Coupled Thermo-Mechanical Numerical Modeling of CFRP Panel under High-Velocity Impact

Advanced composites have a brittle nature making them highly susceptible to failure and propagation under impact loading conditions. Appropriate modeling techniques to accurately simulate these conditions are required. This study presents and examines a coupled thermo-mechanical modeling technique and its associated numerical simulations for analyzing carbon fiber-reinforced composite panels subjected to high-velocity impact. The essential numerical parameters necessary to accurately simulate the selected configuration are determined through a physical-based approach, which has not been previously reported.

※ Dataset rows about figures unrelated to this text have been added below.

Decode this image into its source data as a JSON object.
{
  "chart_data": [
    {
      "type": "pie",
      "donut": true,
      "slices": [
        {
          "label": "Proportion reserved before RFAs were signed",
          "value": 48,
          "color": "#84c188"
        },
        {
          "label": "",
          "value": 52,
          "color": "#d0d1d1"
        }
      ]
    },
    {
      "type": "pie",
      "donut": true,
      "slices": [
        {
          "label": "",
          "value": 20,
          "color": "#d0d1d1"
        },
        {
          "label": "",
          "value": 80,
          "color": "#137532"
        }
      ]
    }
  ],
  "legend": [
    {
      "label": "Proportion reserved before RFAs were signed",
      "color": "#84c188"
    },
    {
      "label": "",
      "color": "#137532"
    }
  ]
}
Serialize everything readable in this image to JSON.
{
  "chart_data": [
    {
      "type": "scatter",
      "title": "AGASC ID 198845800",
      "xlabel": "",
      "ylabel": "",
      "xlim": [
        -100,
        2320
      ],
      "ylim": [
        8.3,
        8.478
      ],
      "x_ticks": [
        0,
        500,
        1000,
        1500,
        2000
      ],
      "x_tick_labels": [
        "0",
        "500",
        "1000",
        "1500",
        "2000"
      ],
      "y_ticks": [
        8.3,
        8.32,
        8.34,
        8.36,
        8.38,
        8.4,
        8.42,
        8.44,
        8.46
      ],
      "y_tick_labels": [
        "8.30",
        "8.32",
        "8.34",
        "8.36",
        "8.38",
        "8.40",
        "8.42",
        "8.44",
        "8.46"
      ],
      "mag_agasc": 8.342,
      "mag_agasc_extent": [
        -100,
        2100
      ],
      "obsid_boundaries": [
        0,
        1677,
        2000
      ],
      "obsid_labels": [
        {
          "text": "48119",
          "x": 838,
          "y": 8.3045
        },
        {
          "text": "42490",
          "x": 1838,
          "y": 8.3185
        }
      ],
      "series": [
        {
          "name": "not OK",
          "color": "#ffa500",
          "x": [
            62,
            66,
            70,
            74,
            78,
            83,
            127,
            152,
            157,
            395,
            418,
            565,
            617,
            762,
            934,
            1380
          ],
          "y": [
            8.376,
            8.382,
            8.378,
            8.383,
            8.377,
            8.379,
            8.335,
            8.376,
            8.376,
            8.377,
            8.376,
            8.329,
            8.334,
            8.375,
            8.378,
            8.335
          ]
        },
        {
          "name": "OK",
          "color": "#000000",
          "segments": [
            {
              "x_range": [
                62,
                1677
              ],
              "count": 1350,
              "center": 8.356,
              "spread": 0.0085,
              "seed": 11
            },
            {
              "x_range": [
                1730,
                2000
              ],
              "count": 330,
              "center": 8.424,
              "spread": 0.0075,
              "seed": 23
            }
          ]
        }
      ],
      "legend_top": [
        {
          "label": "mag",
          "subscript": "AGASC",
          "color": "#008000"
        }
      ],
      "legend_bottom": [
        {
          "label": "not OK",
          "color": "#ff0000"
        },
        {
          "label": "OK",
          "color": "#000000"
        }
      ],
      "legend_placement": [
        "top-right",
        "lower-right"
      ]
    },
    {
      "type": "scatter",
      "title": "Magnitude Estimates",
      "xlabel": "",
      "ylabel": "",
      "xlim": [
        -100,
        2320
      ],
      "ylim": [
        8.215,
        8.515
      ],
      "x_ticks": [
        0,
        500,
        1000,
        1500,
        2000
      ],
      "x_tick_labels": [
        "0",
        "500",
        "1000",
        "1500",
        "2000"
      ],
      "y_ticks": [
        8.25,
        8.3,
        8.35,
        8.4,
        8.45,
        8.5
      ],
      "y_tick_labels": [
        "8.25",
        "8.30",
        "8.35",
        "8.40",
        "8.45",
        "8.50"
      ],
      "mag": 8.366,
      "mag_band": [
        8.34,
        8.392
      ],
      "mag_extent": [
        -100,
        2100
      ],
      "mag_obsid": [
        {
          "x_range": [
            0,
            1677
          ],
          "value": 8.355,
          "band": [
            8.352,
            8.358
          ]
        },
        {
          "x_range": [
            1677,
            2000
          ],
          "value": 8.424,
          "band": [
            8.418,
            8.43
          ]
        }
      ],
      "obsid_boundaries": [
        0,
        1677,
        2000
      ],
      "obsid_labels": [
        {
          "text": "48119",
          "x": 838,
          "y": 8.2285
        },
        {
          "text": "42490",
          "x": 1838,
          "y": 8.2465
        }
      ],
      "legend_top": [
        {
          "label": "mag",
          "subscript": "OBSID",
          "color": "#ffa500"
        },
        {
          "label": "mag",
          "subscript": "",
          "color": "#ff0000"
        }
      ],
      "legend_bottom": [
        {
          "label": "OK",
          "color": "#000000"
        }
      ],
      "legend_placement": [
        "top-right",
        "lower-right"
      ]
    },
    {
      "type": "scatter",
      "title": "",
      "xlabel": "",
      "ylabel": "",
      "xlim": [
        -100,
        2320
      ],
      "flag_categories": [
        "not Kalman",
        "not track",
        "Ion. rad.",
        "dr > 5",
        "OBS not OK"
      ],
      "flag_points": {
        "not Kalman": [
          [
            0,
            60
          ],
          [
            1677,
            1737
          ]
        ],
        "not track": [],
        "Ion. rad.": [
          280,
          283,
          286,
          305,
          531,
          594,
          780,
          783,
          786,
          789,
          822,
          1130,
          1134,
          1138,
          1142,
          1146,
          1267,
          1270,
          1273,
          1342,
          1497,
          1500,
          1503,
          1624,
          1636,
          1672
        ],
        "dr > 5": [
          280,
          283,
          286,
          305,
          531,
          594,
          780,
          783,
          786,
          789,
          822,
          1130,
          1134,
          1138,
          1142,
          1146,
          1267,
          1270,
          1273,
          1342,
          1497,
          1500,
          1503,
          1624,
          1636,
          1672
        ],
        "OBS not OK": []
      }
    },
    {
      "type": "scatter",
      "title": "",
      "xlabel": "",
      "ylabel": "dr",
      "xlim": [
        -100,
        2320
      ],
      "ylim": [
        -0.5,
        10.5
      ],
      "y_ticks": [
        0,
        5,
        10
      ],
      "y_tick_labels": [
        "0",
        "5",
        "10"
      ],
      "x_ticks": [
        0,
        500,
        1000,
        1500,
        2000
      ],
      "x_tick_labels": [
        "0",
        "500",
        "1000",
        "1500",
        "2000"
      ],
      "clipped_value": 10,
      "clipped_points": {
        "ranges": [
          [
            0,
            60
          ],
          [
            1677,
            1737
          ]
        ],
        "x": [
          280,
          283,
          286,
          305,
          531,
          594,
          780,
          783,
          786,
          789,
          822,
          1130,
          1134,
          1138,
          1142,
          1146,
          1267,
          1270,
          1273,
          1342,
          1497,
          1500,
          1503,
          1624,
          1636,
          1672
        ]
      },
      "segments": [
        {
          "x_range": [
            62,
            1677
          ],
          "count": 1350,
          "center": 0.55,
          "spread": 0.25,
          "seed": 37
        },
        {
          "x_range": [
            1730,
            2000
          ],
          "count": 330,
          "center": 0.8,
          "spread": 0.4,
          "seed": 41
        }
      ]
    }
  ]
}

By following the proposed framework, the conventional trialand-error calibration process that relies on an extensive testing campaign is minimized. A stacked shell-cohesive methodology has been applied to T800/F3900 unidirectional carbon fiber/epoxy composite panel with 16 plies in a quasi-isotropic layup configuration [(0/90/45/-45)2]s. The flat composite panel was manufactured according to ASTM D8010 standards. Both failure condition and progressive damage analysis have been explored and discussed in comparison with numerical and experimental test cases available in the open literature. Thermal effects on the mechanical performance of composite targets are also discussed based on the application of the constitutive transient thermal coupling method available in LS-DYNA((R)). The contact heat generated by the conversion of impact-induced damage and the kinetic energy of the projectile is also evaluated and analyzed. New observations regarding modeling techniques, energy transfer, and damage mechanisms in target plates are offered. Additionally, findings related to changes in material characteristics resulting from heat transfer are discussed.

Automated summary

This study presents a coupled thermo-mechanical modeling technique and its numerical simulations for analyzing carbon fiber-reinforced composite panels subjected to high-velocity impact. By determining the essential numerical parameters through a physical-based approach, the trial-and-error calibration process is minimized. New observations regarding modeling techniques, energy transfer, and damage mechanisms in target plates are offered.